Creating a cybersecurity culture for your clients should include:
- Comprehensive cybersecurity policies that are part of business processes.
- Ongoing education, training, and security reviews that involve everybody
- A focus on individual responsibility and awareness that everyone has a vital, ongoing role.
Summary
Managed security services are an important consideration for any MSP practice. SMB customers are under attack from increasingly complex malware that includes spyware, viruses, worms, trojans, and ransomware.

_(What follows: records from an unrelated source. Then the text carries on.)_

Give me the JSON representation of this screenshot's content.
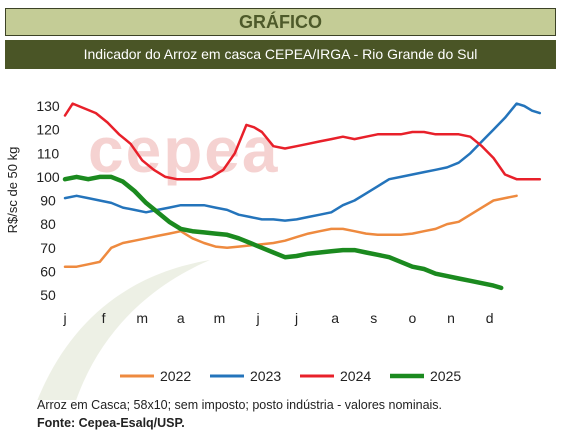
{
  "header": {
    "title": "GRÁFICO",
    "subtitle": "Indicador do Arroz em casca CEPEA/IRGA - Rio Grande do Sul"
  },
  "watermark": "cepea",
  "footnote": "Arroz em Casca; 58x10; sem imposto; posto indústria  - valores nominais.",
  "source": "Fonte: Cepea-Esalq/USP.",
  "chart_data": {
    "type": "line",
    "ylabel": "R$/sc de 50 kg",
    "xlabel": "",
    "ylim": [
      50,
      130
    ],
    "yticks": [
      "50",
      "60",
      "70",
      "80",
      "90",
      "100",
      "110",
      "120",
      "130"
    ],
    "categories": [
      "j",
      "f",
      "m",
      "a",
      "m",
      "j",
      "j",
      "a",
      "s",
      "o",
      "n",
      "d"
    ],
    "grid": false,
    "legend": "bottom",
    "series": [
      {
        "name": "2022",
        "color": "#ee8a3f",
        "x": [
          0,
          0.3,
          0.6,
          0.9,
          1.0,
          1.2,
          1.5,
          1.8,
          2.1,
          2.4,
          2.7,
          3.0,
          3.3,
          3.6,
          3.9,
          4.2,
          4.5,
          4.8,
          5.1,
          5.4,
          5.7,
          6.0,
          6.3,
          6.6,
          6.9,
          7.2,
          7.5,
          7.8,
          8.1,
          8.4,
          8.7,
          9.0,
          9.3,
          9.6,
          9.9,
          10.2,
          10.5,
          10.8,
          11.1,
          11.4,
          11.7
        ],
        "values": [
          62,
          62,
          63,
          64,
          66,
          70,
          72,
          73,
          74,
          75,
          76,
          77,
          74,
          72,
          70.5,
          70,
          70.5,
          71,
          71.5,
          72,
          73,
          74.5,
          76,
          77,
          78,
          78,
          77,
          76,
          75.5,
          75.5,
          75.5,
          76,
          77,
          78,
          80,
          81,
          84,
          87,
          90,
          91,
          92
        ]
      },
      {
        "name": "2023",
        "color": "#2474bb",
        "x": [
          0,
          0.3,
          0.6,
          0.9,
          1.2,
          1.5,
          1.8,
          2.1,
          2.4,
          2.7,
          3.0,
          3.3,
          3.6,
          3.9,
          4.2,
          4.5,
          4.8,
          5.1,
          5.4,
          5.7,
          6.0,
          6.3,
          6.6,
          6.9,
          7.2,
          7.5,
          7.8,
          8.1,
          8.4,
          8.7,
          9.0,
          9.3,
          9.6,
          9.9,
          10.2,
          10.5,
          10.8,
          11.1,
          11.4,
          11.7,
          11.9,
          12.1,
          12.3
        ],
        "values": [
          91,
          92,
          91,
          90,
          89,
          87,
          86,
          85,
          86,
          87,
          88,
          88,
          88,
          87,
          86,
          84,
          83,
          82,
          82,
          81.5,
          82,
          83,
          84,
          85,
          88,
          90,
          93,
          96,
          99,
          100,
          101,
          102,
          103,
          104,
          106,
          110,
          115,
          120,
          125,
          131,
          130,
          128,
          127
        ]
      },
      {
        "name": "2024",
        "color": "#e8202a",
        "x": [
          0,
          0.2,
          0.5,
          0.8,
          1.1,
          1.4,
          1.7,
          2.0,
          2.3,
          2.6,
          2.9,
          3.2,
          3.5,
          3.8,
          4.1,
          4.4,
          4.7,
          4.9,
          5.1,
          5.4,
          5.7,
          6.0,
          6.3,
          6.6,
          6.9,
          7.2,
          7.5,
          7.8,
          8.1,
          8.4,
          8.7,
          9.0,
          9.3,
          9.6,
          9.9,
          10.2,
          10.5,
          10.8,
          11.1,
          11.4,
          11.7,
          12.0,
          12.3
        ],
        "values": [
          126,
          131,
          129,
          127,
          123,
          118,
          114,
          107,
          103,
          100,
          99,
          99,
          99,
          100,
          103,
          110,
          122,
          121,
          119,
          113,
          112,
          113,
          114,
          115,
          116,
          117,
          116,
          117,
          118,
          118,
          118,
          119,
          119,
          118,
          118,
          118,
          117,
          113,
          108,
          101,
          99,
          99,
          99
        ]
      },
      {
        "name": "2025",
        "color": "#1b8a1f",
        "x": [
          0,
          0.3,
          0.6,
          0.9,
          1.2,
          1.5,
          1.8,
          2.1,
          2.4,
          2.7,
          3.0,
          3.3,
          3.6,
          3.9,
          4.2,
          4.5,
          4.8,
          5.1,
          5.4,
          5.7,
          6.0,
          6.3,
          6.6,
          6.9,
          7.2,
          7.5,
          7.8,
          8.1,
          8.4,
          8.7,
          9.0,
          9.3,
          9.6,
          9.9,
          10.2,
          10.5,
          10.8,
          11.1,
          11.3
        ],
        "values": [
          99,
          100,
          99,
          100,
          100,
          98,
          94,
          89,
          85,
          81,
          78,
          77,
          76.5,
          76,
          75.5,
          74,
          72,
          70,
          68,
          66,
          66.5,
          67.5,
          68,
          68.5,
          69,
          69,
          68,
          67,
          66,
          64,
          62,
          61,
          59,
          58,
          57,
          56,
          55,
          54,
          53
        ]
      }
    ]
  }
}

As an MSP, you are the go-to-expert for your clients on a broad range of IT-related issues. Your clients will expect you to give appropriate recommendations and to take proactive measures to protect their business.
Adding a managed security service is a natural extension of your MSP business – enabling you to manage security solutions across all customer endpoints, servers, network, web, and email from a centralized remote monitoring and management platform.
In addition to protecting your SMB clients and deepening the relationship, a managed security service enables you to differentiate your practice, generate important new revenues – and ensure a successful MSP practice in a new climate of security concerns, privacy invasions, data breaches, and cybercrime.